Il principio è chiaro: ai fini della configurabilità del reato rileva uno stato di ansia persistente e un'alterazione significativa delle abitudini di vita. Un principio ribadito più volte dalla Corte di cassazione, che ha chiarito come il reato di atti persecutori ex articolo 612-bis del Codice penale si configuri proprio in presenza di condotte reiterate, invasive e destabilizzanti, indipendentemente dalle giustificazioni addotte dall'imputato.
Un caso seguito personalmente
In uno dei casi che ho seguito personalmente, una mia assistita — che chiameremo M. — si è rivolta al mio studio dopo mesi di comportamenti insistenti da parte di un conoscente, R., che continuava a contattarla quotidianamente con telefonate, messaggi e richieste di incontro.
L'uomo sosteneva di non avere alcuna intenzione persecutoria, giustificando le proprie azioni come semplici tentativi di chiarimento e, in alcuni casi, come esigenze legate a questioni professionali. Tuttavia, la realtà era ben diversa: la mia cliente aveva iniziato a cambiare radicalmente le proprie abitudini, evitando luoghi abituali, limitando l'uso del telefono e vivendo in uno stato costante di ansia.

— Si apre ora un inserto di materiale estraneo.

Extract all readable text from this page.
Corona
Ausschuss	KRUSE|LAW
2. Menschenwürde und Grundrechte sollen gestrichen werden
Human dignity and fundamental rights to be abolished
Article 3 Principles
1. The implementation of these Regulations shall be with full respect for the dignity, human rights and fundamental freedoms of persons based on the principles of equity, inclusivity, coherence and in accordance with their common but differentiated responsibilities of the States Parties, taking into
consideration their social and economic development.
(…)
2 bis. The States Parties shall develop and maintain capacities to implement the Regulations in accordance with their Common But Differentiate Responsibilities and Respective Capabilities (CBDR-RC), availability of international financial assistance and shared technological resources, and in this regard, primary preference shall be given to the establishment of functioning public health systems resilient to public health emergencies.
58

La strategia difensiva: l'impatto concreto, non l'intenzione dichiarata
Abbiamo impostato la difesa valorizzando proprio questo elemento centrale: non l'intenzione dichiarata dell'autore, ma l'impatto concreto sulla vita della vittima. La documentazione raccolta — messaggi, registrazioni, testimonianze — ha evidenziato una condotta reiterata e non occasionale, idonea a integrare pienamente il reato di stalking.
Il giudice ha riconosciuto la sussistenza degli atti persecutori, confermando che non è possibile ridurre tali comportamenti a semplici molestie ai sensi dell'articolo 660 del Codice penale quando producono conseguenze così gravi e durature.

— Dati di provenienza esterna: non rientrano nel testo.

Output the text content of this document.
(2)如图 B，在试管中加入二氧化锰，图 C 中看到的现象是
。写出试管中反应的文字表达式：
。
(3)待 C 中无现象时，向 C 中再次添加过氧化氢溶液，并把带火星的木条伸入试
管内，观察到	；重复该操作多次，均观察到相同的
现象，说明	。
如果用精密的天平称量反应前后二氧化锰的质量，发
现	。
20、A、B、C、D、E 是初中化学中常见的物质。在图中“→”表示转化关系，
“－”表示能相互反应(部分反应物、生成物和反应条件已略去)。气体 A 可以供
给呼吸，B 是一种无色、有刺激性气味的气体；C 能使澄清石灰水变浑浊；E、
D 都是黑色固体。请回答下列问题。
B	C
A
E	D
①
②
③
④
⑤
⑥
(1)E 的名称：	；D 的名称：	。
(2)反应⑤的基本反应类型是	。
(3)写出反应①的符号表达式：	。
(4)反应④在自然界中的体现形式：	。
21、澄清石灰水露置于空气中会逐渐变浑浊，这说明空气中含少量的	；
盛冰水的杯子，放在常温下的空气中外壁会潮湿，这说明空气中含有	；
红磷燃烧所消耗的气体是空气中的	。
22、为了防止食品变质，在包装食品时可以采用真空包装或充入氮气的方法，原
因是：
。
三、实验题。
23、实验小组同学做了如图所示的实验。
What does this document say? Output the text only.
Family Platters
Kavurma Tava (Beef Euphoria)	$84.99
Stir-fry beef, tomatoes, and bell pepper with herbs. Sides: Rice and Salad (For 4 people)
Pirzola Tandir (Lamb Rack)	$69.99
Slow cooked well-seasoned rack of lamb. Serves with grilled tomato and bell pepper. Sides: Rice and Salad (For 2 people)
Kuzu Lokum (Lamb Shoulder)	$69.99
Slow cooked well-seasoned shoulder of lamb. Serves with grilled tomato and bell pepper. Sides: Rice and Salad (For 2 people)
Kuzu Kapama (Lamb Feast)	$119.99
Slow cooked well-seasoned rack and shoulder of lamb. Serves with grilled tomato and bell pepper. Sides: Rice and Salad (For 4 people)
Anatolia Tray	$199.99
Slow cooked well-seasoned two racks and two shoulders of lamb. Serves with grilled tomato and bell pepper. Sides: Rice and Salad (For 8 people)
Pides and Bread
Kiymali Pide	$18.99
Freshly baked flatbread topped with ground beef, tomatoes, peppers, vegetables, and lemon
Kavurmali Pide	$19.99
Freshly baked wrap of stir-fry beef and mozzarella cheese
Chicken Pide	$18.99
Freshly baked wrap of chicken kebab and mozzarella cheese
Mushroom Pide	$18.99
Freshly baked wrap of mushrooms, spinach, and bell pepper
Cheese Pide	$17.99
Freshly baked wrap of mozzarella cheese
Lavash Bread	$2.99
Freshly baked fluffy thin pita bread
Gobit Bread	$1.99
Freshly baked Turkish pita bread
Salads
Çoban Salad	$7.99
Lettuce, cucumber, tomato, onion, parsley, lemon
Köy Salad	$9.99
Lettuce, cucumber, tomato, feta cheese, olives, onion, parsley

La "finalità lavorativa" non giustifica comportamenti ossessivi
Un aspetto particolarmente rilevante, emerso anche nella giurisprudenza della Corte di cassazione, è che nemmeno la presunta "finalità lavorativa" può giustificare comportamenti invasivi e ossessivi. Anche quando i contatti nascono da motivazioni apparentemente lecite, diventano penalmente rilevanti nel momento in cui superano la soglia della tollerabilità e incidono sulla serenità e libertà personale della vittima.
Due aspetti tecnici spesso sottovalutati
Sotto il profilo tecnico-giuridico è importante sapere che, ai fini della configurazione del reato, assume rilievo la reiterazione delle condotte — anche considerando episodi precedenti all'introduzione della norma, purché inseriti in un disegno persecutorio unitario.
Altro elemento spesso sottovalutato riguarda la querela: nei casi di stalking caratterizzati da minacce reiterate, questa può diventare irrevocabile, con conseguenze rilevanti per la strategia difensiva.
Conclusioni: agire tempestivamente
Questo caso dimostra come lo stalking non sia legato a etichette o intenzioni dichiarate, ma a fatti concreti e verificabili. Quando una persona modifica la propria vita per paura, siamo già oltre la soglia della semplice molestia: siamo nel pieno di un reato che richiede una tutela immediata e qualificata.
In queste situazioni, agire tempestivamente consente non solo di interrompere la condotta, ma anche di costruire una difesa solida e ottenere un risultato efficace in sede giudiziaria.